И снова сердце рвется на куски, когда наступает очередная ночь без него. Безумно хочется ощутить родного человека рядом с собой. Почувствовать тепло любимого тела, услышать, как толкается в груди его сердце. Бьётся. Обнять наконец, забраться под большую ручищу и вдыхать его запах… Пустая комната и холодная постель поджидают меня вот уже какой день, и я бы совсем уже растерзалась бы в клочочки, если бы не дети. Топот голых пяточек из детской по полу и на кровать забирается бледненькая Люси, боится спать одна, когда нет Эрика. Она совсем вялая в последнее время, больше не смеется беззаботно своим звонким голоском, похожим на переливания серебряных колокольчиков.
Нам безумно его не хватает, безумно! Мальчишки еще держатся, Трою и Ричи было тяжелей, когда они были разлучены, а вот Кнопа… У нее с Эриком существует какая-то особенная, исключительная связь, как-будто они накрепко переплетены своими душами между собой. Люси ощущает, что с папой что-то не так. Она говорит, что «папе плохо» и что она сильно по нему скучает, а у меня сердце кровью обливается, и что-то внутри медленно отмирает. Кнопа словно поддерживает его силы на расстоянии, помогает ему, но сама теряет много сил, и так у них с самого ее рождения.

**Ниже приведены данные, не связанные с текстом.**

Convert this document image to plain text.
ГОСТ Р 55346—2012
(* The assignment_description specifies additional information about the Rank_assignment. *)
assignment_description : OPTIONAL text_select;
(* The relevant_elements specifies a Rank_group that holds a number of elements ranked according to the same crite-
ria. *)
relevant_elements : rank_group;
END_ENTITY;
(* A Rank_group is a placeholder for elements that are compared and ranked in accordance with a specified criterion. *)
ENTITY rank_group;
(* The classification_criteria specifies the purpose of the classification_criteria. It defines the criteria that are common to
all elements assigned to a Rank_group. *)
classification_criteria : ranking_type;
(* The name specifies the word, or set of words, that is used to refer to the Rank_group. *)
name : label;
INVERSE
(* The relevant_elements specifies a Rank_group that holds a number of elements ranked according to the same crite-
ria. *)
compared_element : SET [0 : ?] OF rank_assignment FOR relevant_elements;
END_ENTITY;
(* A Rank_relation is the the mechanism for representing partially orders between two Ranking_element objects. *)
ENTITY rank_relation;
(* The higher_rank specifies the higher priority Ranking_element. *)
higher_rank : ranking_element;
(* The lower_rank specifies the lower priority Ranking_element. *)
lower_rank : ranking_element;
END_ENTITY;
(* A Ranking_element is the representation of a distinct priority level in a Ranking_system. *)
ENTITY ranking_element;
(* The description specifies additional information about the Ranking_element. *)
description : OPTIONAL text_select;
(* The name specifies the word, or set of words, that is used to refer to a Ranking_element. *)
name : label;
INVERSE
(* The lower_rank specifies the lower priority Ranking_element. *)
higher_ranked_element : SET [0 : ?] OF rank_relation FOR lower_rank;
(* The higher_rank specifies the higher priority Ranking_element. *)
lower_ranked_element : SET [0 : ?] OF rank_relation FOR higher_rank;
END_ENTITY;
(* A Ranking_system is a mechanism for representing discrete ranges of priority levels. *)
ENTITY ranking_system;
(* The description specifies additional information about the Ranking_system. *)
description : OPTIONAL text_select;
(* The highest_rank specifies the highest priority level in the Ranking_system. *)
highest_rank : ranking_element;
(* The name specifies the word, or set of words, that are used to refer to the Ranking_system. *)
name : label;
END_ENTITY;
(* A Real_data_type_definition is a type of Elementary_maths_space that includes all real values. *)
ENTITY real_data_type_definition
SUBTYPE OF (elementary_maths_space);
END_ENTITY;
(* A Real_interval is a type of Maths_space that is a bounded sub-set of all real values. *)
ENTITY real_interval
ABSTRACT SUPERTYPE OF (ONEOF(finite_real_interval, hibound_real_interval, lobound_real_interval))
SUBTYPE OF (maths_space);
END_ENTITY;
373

Когда у меня начались схватки, я лежала в Эрудиции, намертво вцепившись в коммуникатор, ожидая Эрика, а он все не приезжал и не приезжал, хотя я точно знала, что муж уже как несколько часов выехал с полигона. Он всегда старался быть рядом в такие моменты, и я всегда чувствовала это. Да и после того, как мужу пришлось самому принимать близнецов, мне подсознательно было спокойнее знать, что он близко. А я ждала и глаз не сводила с экрана передатчика, наблюдая, как медленно ползла по нему полоса соединения, но связь не устанавливалась, и паника захватывала в свои объятия. Время сплавлялось во что-то еле текущее, переживания, нехорошее предчувствие и мандраж не желали отступать. Мелисса, воркующая надо мной, успокаивающая ровным тоном, серьезный Дин, раз десять заглянувший в палату, за каким-то хреном, притаившаяся в животе малышка, отчего-то передумавшая появляться на свет, и отсутствие такого необходимого человека… Только через несколько часов, когда Люсия все же решилась почтить нас своим появлением, мне сообщили, что Эрик все это время находился в соседней операционной, в ренкапсуле, пока его состояние стабилизируется. Их отряд попал по дороге в засаду Недовольных, и его серьезно ранило… а полоска все ползла и ползла, сука… Ненавижу коммуникаторы!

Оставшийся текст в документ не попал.